According to the U.S. Food and Drug Administration (FDA), "... fresh tomatoes now available in the domestic market are not associated with the current outbreak."
This lifts the warning they issued ten days ago.
They are still concerned, however, with both the raw jalapeño and raw serrano peppers currently available in the domestic market, advising that people in high risk populations, such as the elderly, avoid these peppers.
I say we support our local tomato farmers by loading up on tomatoes and making one of the handiest things you can make with tomatoes: Tomato paste.

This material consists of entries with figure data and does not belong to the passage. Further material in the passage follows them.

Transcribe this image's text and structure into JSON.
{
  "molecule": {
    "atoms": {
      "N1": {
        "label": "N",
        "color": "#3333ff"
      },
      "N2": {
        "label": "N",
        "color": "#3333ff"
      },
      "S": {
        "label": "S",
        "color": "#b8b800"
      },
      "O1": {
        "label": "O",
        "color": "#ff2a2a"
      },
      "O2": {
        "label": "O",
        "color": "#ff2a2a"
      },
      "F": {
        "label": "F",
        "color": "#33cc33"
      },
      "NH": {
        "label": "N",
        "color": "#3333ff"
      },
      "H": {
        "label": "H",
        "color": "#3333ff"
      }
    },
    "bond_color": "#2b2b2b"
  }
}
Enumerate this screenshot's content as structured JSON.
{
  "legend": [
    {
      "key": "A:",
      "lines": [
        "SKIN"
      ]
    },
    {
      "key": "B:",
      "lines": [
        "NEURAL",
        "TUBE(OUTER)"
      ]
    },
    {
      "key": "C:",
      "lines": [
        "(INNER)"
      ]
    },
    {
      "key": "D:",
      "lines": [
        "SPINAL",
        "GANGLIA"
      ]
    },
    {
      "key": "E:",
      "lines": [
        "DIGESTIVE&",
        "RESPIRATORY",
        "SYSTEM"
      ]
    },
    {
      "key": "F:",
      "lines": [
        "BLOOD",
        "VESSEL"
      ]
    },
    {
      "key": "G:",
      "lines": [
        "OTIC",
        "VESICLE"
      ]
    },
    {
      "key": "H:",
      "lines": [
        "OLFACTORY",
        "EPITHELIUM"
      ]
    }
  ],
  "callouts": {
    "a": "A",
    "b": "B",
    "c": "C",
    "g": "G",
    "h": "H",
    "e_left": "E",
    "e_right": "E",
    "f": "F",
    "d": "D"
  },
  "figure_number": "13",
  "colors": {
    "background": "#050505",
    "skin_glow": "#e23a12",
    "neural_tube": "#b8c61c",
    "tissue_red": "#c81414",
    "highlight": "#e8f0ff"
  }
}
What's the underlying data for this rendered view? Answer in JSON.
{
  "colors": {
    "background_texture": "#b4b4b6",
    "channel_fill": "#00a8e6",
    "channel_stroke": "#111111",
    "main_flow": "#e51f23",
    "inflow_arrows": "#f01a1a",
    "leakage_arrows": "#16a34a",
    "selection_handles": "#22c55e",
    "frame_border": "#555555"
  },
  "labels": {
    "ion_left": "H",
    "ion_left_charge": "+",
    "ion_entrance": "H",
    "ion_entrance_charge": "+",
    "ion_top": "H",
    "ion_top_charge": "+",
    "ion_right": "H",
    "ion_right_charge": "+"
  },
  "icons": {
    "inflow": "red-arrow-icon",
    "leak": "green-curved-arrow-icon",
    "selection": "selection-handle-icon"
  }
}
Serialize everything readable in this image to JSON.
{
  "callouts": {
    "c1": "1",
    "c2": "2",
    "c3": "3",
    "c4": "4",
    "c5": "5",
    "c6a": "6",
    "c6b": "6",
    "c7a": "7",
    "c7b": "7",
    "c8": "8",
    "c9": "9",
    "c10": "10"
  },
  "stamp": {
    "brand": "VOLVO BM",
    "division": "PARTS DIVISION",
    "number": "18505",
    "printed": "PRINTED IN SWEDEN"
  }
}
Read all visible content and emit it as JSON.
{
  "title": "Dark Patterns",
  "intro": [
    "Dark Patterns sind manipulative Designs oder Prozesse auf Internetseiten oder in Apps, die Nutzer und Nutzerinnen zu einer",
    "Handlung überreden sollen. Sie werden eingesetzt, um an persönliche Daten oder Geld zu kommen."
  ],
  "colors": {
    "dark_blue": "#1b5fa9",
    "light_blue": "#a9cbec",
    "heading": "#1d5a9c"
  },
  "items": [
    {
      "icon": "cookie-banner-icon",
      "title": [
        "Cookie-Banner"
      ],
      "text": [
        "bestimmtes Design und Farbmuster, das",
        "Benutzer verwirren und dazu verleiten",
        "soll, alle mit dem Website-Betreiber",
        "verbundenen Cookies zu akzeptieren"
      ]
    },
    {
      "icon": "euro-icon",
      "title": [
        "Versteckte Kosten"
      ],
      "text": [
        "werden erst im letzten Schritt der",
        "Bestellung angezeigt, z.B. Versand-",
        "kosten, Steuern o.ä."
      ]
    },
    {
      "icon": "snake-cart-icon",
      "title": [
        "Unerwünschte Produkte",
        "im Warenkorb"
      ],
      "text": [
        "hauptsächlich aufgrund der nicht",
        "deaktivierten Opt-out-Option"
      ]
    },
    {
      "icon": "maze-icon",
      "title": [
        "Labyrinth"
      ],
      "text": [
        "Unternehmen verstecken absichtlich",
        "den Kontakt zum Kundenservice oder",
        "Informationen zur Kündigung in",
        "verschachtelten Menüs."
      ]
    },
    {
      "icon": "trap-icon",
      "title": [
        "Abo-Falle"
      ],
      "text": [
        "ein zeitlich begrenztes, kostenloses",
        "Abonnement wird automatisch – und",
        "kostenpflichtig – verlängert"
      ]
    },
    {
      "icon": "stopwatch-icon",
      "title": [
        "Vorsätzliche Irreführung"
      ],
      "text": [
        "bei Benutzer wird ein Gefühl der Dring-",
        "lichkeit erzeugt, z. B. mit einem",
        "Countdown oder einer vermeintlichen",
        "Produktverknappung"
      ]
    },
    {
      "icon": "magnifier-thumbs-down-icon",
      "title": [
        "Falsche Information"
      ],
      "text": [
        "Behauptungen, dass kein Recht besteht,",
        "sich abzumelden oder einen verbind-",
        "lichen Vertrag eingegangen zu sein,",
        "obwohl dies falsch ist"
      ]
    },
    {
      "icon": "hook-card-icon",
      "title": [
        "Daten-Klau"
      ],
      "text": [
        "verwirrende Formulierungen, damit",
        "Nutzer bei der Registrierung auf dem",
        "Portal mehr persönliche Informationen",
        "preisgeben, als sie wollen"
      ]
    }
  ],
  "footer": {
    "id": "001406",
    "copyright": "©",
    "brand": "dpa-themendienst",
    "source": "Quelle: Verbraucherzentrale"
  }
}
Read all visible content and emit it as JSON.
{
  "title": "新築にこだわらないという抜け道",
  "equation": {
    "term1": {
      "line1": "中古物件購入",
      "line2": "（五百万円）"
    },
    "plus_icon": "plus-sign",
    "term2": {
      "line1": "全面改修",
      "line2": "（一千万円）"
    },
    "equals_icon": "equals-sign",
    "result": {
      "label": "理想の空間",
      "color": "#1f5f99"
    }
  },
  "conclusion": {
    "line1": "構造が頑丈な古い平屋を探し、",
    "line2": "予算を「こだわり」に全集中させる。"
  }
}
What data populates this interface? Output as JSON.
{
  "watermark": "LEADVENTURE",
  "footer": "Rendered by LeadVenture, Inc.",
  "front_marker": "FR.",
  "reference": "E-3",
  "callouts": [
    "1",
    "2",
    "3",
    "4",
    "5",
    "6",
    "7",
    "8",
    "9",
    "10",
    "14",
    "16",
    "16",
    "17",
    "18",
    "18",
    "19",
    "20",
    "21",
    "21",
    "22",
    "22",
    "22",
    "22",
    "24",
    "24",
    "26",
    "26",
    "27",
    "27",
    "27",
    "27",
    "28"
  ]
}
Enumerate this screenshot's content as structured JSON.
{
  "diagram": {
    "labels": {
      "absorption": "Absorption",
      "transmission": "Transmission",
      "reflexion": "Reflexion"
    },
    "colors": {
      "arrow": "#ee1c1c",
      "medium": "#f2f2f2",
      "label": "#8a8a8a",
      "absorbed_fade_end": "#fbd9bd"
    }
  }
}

(I could wax rhapsodic about tomato paste and how a spoonful added to an insane number of dishes elevates their flavor and richness.)
Vegetarian recipe for Homemade Tomato Paste
from that wonderful magazine, Saveur
5 lbs. plum tomatoes
1⁄4 cup extra-virgin olive oil plus 2 tbsp.
Kosher salt, to taste
1. Heat oven to 300°. Roughly chop tomatoes. Heat 1⁄4 cup of the oil in a 12" skillet over high heat. Add tomatoes and season lightly with salt; bring to a boil. Cook, stirring, until very soft, about 8 minutes.
2. Pass the tomatoes through the finest plate of a food mill, pushing as much of the pulp through the sieve as possible, leaving the seeds behind.
3. Rub a rimmed 13" x 18" baking sheet with remaining 2 tbsp. of oil; spread tomato purée evenly over sheet. Bake, using a spatula to turn the purée over on itself occasionally, until most of the water evaporates and the surface darkens, about 3 hours. Reduce heat to 250°; cook until thick and brick colored, 20–25 minutes.
4. Store sealed in an airtight container in the refrigerator for up to one month, or freeze, wrapped well in plastic wrap, for up to 6 months.